Jam Session

Wednesday, November 5, 2014

Isn't it beautiful? That's the last of summer's figs, strawberries, and blackberries. The blackberries were picked from bushes near our house, and the blueberries were part of my mom's haul over the summer. The figs were from our neighbour's tree that overhangs the fence. They were hanging out in the freezer for a while, and needed some attention.

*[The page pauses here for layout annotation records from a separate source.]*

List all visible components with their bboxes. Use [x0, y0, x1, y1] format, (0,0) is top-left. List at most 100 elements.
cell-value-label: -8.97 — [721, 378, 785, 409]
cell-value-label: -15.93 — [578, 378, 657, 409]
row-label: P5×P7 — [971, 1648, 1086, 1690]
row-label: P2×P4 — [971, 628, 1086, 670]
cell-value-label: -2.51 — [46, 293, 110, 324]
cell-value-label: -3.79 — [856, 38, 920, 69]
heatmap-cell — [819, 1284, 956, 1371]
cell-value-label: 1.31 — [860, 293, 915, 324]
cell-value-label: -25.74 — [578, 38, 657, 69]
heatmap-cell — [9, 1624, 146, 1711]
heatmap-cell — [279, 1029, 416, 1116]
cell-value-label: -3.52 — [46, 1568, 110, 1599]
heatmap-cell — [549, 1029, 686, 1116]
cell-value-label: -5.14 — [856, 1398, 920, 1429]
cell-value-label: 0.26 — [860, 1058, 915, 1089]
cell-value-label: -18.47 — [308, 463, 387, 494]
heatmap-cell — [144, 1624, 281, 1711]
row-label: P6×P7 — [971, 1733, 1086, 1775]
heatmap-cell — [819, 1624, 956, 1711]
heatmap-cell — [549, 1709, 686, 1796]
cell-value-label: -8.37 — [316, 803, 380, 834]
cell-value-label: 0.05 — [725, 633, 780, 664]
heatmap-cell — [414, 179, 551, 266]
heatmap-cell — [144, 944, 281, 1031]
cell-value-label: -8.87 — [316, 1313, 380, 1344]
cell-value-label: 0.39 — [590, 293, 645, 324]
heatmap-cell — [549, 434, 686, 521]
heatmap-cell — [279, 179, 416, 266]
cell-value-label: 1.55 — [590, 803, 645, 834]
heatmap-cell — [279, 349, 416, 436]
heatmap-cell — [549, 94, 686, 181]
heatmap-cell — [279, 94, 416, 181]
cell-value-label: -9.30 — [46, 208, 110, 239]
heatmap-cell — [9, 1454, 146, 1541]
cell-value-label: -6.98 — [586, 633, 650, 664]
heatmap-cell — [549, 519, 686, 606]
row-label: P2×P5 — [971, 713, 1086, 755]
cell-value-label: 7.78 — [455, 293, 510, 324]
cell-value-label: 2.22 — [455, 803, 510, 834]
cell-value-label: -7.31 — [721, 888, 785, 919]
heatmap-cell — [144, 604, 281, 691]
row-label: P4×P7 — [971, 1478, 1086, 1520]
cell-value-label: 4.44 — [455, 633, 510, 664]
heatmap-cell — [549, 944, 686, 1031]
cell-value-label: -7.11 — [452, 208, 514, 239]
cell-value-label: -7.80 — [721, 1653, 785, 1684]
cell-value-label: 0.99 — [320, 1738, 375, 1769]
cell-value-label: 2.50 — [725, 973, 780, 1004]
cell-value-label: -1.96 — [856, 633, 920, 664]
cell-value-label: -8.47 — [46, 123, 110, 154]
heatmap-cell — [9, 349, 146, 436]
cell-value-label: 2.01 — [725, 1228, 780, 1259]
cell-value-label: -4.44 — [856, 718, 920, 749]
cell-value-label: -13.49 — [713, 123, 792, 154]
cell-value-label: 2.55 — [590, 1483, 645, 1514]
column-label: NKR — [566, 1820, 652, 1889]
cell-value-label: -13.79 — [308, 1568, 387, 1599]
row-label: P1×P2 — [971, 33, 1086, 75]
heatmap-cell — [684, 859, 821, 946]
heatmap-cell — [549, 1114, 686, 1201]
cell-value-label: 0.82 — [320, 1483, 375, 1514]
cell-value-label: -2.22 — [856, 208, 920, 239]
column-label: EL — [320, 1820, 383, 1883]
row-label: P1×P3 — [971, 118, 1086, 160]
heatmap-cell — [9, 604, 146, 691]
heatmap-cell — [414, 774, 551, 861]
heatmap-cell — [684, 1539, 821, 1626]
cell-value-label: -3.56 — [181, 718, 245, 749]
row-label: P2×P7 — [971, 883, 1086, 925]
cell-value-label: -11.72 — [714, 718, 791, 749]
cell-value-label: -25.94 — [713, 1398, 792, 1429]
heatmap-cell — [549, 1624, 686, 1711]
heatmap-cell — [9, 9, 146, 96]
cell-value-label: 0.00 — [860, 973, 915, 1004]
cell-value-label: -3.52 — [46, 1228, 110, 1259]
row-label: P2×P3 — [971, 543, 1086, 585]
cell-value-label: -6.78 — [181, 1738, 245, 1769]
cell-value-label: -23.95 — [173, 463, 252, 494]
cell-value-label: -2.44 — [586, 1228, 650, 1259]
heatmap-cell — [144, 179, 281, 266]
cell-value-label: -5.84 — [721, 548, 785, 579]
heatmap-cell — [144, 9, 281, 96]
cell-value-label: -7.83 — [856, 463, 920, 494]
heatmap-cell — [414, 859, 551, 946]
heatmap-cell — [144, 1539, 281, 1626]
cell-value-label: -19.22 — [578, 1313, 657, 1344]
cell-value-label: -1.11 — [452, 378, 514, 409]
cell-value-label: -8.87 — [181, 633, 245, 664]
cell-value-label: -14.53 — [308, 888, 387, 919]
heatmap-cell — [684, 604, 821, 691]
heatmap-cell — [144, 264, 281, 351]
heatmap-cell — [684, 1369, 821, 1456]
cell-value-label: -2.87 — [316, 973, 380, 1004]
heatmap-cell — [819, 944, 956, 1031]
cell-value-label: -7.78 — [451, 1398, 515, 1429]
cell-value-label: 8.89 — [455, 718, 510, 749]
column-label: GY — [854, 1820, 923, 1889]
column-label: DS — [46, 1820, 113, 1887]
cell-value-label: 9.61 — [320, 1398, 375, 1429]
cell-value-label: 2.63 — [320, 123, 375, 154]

I wanted to experiment with some new flavours and recipes this year. What resulted was a beautiful assortment of jams. They're not particularly beautiful to photograph in the jar, but I assure you they're delicious.

FigJams1

Here are three recipes that don't require pectin, and taste tested by yours truly.
  • Cinnamon Fig - My favorite of the three. Lemon, ginger, and cinnamon are a heavenly combo. Just the right amount of spice and tang! I was surprised. This was the recipe I was least certain about.
  • Blackberry Blueberry - The blueberries cut back the acidity of the blackberries, so it's a lot mellower than plain blackberry jam. Delicious.
  • Strawberry Fig - I threw in about 100g of blackberries (see photo) because I didn't have quite enough strawberries on hand. The blackberries are also higher in natural pectin, so helped it come together a little better. This tastes like a bright strawberry jam. 
I doubled up the recipes, and ended up with twenty-two 250 ml jars of jam. I like to leave the jam a little chunky so you can see pieces of fruit when you spread it on toast. I also always like to add lemon peel into the jam even if the recipe doesn't call for it. Extra brightness! Home made is so much yummier than store bought.